PUTRAJAYA, Feb 6 — The Federal Court today decided that it is constitutional to make it a crime for anyone to make “offensive” remarks online with the “intent to annoy”, as it ruled that this will not go against Malaysians’ right to freedom of speech.

The Federal Court instead decided that keeping “offensive” online remarks with “intent to annoy” as a crime in Malaysia means that the government would be able to protect Malaysians from harmful communication such as hate speech and remarks that offend racial and religious sensitivities.

In other words, the Federal Court is saying the freedom of speech does not protect or include harmful communication, and this is why Malaysia should still be able to have a law to take action against such harmful communication. 

At the same time, the Federal Court said that online comments that involve political discourse or exchange of ideas remain protected under the right to free speech.

The Federal Court also stressed that the prosecution should only charge someone with the crime of offensive online remarks with “intent to annoy” if it can show that there was evidence of an “intent” to annoy another person.

Chief Justice Datuk Seri Wan Ahmad Farid Wan Salleh, who chaired a five-judge panel, said the panel’s decision was “unanimous”.

Federal Court judge Tan Sri Nallini Pathmanathan then delivered the brief summary of her judgment which was agreed by the panel, where she said the Federal Court was restoring the words “offensive” and “annoy” in the Communications and Multimedia Act’s (CMA) Section 233(1)(a).

“We allow the appeal in part, in that we reverse that part of the judgment of the Court of Appeal that struck out the words ‘offensive’ and ‘annoy’ from Section 233(1)(a) of the CMA for being inconsistent with Article 10(1)(a) of the Federal Constitution,” she said.

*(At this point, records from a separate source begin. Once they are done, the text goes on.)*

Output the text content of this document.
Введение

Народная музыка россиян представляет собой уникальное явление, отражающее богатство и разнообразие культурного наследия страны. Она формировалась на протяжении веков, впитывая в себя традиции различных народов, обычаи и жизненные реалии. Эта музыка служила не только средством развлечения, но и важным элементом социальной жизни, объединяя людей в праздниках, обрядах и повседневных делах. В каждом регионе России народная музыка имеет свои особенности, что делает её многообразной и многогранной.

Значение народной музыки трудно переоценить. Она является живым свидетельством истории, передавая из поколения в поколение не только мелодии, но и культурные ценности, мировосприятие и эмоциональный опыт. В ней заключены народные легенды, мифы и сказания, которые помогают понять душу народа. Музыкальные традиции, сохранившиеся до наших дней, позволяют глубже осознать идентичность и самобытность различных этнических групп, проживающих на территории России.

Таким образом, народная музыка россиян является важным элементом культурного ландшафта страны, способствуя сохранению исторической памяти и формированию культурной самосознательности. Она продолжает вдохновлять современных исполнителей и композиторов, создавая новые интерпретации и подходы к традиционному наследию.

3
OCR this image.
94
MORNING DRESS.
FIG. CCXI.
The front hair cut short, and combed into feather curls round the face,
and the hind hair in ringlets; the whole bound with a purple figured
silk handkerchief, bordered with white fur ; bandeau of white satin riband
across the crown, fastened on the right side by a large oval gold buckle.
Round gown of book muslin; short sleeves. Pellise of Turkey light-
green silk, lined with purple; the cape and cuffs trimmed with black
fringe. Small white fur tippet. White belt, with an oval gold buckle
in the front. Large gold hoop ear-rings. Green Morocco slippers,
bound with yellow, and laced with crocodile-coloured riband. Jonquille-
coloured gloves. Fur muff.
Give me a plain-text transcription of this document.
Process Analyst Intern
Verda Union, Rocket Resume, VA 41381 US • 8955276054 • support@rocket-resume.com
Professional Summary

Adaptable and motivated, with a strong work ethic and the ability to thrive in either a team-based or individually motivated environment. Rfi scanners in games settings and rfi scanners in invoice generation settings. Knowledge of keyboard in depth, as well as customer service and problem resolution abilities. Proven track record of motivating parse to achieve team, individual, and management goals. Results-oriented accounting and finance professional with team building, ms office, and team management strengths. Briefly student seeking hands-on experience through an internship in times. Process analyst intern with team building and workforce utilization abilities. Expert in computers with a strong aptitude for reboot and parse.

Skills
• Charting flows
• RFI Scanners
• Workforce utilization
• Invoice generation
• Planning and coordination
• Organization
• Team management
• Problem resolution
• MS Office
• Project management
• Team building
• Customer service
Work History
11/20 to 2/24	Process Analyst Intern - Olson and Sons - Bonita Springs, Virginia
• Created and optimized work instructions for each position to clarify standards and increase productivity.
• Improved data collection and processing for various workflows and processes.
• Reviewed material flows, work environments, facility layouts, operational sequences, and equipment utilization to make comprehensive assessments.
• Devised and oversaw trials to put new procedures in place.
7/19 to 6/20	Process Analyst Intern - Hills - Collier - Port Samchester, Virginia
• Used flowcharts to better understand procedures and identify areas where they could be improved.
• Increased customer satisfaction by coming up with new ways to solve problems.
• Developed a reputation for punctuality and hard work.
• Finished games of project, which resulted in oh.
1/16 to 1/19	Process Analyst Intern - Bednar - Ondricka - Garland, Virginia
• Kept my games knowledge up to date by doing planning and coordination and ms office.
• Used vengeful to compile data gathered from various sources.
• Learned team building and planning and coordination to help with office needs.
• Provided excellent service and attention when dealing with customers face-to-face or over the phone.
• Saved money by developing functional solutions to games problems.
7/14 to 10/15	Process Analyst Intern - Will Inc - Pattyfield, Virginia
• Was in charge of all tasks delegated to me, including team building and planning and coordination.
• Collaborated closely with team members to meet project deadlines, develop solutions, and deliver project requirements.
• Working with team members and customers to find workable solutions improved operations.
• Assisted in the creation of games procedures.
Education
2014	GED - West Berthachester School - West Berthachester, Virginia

Section 233(1)(a) is the law which makes it a crime to make online offensive remarks with intent to annoy, while Article 10(1)(a) says every Malaysian has the right to freedom of speech and expression while also saying that Parliament can make laws to limit these rights.

”At the same time, we affirm the Court of Appeal’s decision that there was no basis to prosecute Heidy Quah on the grounds that her post was ‘offensive’ and communicated ‘with intent to annoy’,” she said.

The other judges on the panel today are Datuk Che Mohd Ruzima Ghazali, Datuk Mohd Nazlan Mohd Ghazali and Datuk Collin Lawrence Sequerah.

Today, the Federal Court decided on the government’s appeal against the Court of Appeal’s decision, which was in favour of activist Heidy Quah’s challenge against parts of Section 233 of the Communications and Multimedia Act 1998 (CMA).

On August 19, 2025, the Court of Appeal ruled that the two words “offensive” and “annoy” in Section 233 of the Communications and Multimedia Act 1998 (CMA) are unconstitutional and invalid.